3. I will stop making fun of politicians' names. "Mittens" Romney is funny only to me. A newt is an aquatic amphibian similar to a salamander, called out by Shakespeare in his play, Midsummer Night's Dream: "Ye spotted snakes with double tongues, thorny hedgehogs be not seen, newts and blindworms do no wrong, come not near our fairy queen." I will not automatically say that line every time I hear Gingrich's name mentioned. And I will not make a rhyme out of Ron Paul's name: "Ron Paul will end it all." Obama does not rhyme with "Osama." It rhymes with "Oh, Mama!" And what better name for an unknown independent candidate for the Justice Party than "Rocky"! "Gonna fly now! Flyin' high now!" I'll stop wondering how high he flies, and when, and on what and with whom.
4. Now that I don't have a uterus, I'm going to switch over to the Right-to-Lifers' side and help make abortions, miscarriages, and still-born babies criminal offenses for women. When I had a uterus, I became unintentionally pregnant more than once and had to take life-threatening measures, followed by a cover-up by influential parties. I don't need Planned Parenthood or Roe v. Wade anymore. The surgeon who removed my uterus is a baby-killer. He should go to prison, along with every mother whose baby gets sick or dies. This will have the advantage to society of creating jobs. Think of it! Private prisons springing up everywhere! And the prison population, which is now mostly black and Latino males, will become predominantly female--a more natural balance of the sexes. What woman hasn't lost a baby?
5. I will stop spending sleepless nights trying to come up with an ingenious, fail-proof scheme to free Bradley Manning and write him up in the history books as the courageous young whistleblower credited with influencing the end of the Iraq War. Instead, I will come up with a plan for avoiding my own old age and death. I need more time to do something brave and wonderful in my life!

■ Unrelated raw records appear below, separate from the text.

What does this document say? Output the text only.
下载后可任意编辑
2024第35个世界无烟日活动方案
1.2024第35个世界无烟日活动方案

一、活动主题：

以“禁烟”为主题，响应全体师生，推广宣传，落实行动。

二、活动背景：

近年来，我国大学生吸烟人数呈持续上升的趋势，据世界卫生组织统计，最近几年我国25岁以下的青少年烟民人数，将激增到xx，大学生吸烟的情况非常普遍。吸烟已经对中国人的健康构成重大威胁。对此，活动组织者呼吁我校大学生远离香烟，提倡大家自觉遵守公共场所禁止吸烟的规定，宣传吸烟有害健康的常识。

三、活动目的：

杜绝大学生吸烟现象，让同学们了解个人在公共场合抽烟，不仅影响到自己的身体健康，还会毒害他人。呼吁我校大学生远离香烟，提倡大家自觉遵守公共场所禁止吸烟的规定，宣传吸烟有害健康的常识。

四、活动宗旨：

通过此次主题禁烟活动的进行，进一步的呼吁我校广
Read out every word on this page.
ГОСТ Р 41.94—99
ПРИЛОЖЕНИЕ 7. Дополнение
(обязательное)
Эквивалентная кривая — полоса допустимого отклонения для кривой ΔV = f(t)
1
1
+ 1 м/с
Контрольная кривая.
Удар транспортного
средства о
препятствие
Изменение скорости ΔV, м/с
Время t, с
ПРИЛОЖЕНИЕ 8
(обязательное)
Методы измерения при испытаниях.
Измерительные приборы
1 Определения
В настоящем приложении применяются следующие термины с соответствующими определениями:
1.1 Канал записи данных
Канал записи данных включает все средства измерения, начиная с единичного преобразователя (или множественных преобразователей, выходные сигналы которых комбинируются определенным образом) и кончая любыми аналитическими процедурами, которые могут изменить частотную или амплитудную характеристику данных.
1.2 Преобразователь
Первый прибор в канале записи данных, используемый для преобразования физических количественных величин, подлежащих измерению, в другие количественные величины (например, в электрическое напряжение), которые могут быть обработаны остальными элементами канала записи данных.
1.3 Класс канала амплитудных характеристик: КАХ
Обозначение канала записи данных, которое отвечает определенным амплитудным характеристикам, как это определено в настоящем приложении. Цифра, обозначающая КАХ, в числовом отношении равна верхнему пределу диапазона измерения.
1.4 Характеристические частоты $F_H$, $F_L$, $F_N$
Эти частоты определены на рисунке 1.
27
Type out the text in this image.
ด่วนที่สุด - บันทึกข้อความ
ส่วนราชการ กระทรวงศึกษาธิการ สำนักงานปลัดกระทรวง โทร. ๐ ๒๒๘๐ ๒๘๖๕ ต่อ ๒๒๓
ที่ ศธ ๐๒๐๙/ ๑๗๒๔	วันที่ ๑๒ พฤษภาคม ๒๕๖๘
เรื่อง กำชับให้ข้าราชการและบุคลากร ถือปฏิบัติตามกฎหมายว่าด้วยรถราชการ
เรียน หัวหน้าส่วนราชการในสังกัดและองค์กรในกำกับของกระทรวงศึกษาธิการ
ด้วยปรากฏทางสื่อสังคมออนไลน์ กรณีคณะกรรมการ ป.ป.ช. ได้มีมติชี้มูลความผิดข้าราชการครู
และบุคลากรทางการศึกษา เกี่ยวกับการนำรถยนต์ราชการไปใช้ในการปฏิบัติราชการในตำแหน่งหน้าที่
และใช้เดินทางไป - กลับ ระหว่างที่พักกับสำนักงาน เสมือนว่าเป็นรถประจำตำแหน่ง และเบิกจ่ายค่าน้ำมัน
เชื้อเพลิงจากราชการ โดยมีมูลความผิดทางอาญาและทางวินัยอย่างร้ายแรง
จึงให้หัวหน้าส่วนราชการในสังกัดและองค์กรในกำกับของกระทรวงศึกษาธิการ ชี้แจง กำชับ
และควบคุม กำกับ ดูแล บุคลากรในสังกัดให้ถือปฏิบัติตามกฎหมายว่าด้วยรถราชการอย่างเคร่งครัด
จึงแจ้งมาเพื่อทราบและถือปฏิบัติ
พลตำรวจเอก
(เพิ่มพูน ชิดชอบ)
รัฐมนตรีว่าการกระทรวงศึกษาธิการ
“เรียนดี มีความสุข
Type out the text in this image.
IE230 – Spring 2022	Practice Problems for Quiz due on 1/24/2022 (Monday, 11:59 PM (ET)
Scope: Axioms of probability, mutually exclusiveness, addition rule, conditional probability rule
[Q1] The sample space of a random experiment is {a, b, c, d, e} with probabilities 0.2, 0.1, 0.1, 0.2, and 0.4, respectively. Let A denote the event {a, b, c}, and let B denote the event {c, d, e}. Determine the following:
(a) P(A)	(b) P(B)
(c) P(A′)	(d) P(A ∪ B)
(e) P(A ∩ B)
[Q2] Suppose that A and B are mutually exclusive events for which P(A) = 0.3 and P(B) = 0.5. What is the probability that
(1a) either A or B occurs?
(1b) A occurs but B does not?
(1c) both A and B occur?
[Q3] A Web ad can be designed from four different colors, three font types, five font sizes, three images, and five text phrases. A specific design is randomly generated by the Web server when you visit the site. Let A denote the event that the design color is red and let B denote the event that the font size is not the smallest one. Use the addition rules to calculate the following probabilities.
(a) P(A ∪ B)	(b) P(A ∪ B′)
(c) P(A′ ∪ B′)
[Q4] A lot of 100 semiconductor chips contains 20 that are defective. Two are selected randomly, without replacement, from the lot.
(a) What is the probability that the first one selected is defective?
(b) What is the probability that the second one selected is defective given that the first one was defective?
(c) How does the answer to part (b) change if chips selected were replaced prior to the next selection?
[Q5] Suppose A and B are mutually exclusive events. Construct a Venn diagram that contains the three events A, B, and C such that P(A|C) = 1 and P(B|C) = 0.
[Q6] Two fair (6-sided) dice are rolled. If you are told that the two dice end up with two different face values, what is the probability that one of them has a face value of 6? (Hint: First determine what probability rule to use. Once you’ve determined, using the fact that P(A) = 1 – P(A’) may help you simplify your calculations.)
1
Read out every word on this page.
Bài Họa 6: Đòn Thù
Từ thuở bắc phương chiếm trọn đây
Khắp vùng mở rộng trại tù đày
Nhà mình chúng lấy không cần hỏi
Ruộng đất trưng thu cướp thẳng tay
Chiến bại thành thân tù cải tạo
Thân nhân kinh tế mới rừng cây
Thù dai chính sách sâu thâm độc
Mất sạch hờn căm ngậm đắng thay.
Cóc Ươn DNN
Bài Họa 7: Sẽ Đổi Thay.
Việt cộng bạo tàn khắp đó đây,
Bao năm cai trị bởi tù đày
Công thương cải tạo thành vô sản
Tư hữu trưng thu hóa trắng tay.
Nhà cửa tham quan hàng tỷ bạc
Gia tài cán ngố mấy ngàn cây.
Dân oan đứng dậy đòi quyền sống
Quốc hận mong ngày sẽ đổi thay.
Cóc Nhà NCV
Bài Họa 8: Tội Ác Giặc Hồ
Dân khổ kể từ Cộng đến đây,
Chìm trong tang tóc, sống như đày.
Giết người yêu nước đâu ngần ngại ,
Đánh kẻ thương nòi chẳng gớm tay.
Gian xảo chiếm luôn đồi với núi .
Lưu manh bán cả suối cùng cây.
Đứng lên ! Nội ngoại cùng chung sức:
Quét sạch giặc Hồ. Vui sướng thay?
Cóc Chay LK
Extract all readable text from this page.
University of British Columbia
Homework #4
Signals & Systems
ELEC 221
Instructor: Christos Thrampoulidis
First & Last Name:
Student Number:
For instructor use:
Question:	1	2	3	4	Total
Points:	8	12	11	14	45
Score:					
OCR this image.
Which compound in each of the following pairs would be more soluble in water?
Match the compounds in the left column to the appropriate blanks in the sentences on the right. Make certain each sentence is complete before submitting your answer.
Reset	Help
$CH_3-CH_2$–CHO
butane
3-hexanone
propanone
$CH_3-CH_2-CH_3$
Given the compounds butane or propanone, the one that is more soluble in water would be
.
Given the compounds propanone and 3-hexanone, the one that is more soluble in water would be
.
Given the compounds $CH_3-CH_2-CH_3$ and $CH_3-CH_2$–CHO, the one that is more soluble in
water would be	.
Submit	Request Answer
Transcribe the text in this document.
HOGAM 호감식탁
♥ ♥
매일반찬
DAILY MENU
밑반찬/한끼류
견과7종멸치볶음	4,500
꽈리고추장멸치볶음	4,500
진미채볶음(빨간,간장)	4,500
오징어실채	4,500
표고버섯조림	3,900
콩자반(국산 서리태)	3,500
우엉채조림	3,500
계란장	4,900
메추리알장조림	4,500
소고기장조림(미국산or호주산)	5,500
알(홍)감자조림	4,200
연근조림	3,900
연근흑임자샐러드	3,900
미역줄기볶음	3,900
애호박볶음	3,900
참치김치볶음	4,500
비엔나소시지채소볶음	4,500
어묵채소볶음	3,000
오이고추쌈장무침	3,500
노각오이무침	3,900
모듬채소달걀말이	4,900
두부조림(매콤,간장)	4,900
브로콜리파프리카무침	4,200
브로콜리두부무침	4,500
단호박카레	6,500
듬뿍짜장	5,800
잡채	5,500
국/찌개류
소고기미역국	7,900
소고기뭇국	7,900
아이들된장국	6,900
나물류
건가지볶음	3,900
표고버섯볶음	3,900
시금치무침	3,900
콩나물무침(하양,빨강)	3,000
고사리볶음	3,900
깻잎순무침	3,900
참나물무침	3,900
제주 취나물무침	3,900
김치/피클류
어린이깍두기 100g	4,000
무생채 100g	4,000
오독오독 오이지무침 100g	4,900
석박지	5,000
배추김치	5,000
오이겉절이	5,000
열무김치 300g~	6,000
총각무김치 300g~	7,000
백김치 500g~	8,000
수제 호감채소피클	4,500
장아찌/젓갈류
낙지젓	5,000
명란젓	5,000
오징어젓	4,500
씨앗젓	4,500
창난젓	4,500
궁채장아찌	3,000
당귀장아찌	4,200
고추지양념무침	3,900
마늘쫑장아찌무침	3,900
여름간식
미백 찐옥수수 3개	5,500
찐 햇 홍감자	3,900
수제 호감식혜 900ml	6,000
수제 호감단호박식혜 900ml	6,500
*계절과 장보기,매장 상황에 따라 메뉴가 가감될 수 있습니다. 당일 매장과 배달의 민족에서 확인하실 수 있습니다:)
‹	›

6. I'm going to get a lobotomy so I'll be as intelligent as House Speaker Boehner and Rick Perry. I want my eyes to look sexy like theirs--creamy, glazed, confused, red, dull, and quizzical, as if to say, "What's going on?" "What does this mean?" "Where am I?" "Who are you?" "I don't have a clue."
7. I will begin preparing for the winner of the Presidential election: a gas mask and supply of oxygen if Ron Paul gets elected and abolishes all of the regulation agencies; a weapons arsenal for defending myself against the state if Newt gets elected and American citizens, including judges, are arrested and imprisoned as "terrorists"; earplugs and a sleep mask if Obama is reelected; a bomb shelter if Michele Bachmann is elected and sends us to war with Iran in defense of Israel; a stash of drugs and medical supplies to take care of my own health needs if Romney is elected and abolishes Medicare; a full, long, bushy beard growing on my face to win the admiration of Rick Perry if he's elected; a supply of Zanax to keep me calm if any of them get elected and continue to scare us all to death with claims that our country is in terrible danger of being bombed by anyone at any moment, and therefore, he or she must turn the country into a police state to "protect" us against ourselves and the terrorists among us.
Hmm. These resolutions might not help reduce my stress. I mean, laughter is itself a stress-buster, and my fantasies make me laugh, so I'm going to have to keep them going for the talking heads. Imitating Romney's laugh also makes me laugh, as does calling Mitt "Mitten," and seeing Newt as a salamander next to spotted snakes and blindworms. I'd change my name if I were them! And getting high with Rocky? Now that's a trip to fantasize! Women are more fun to spend time with, so I don't want them all getting locked up. I can't free Bradley Manning, but it's comforting to think that a miracle could happen for him. A lobotomy to dumb me down won't be necessary--lack of sleep has the same effect! As for preparing for the eventual winner--not necessary. All I have to do is give away my four TV sets and cancel my Internet service--but that would be a last resort!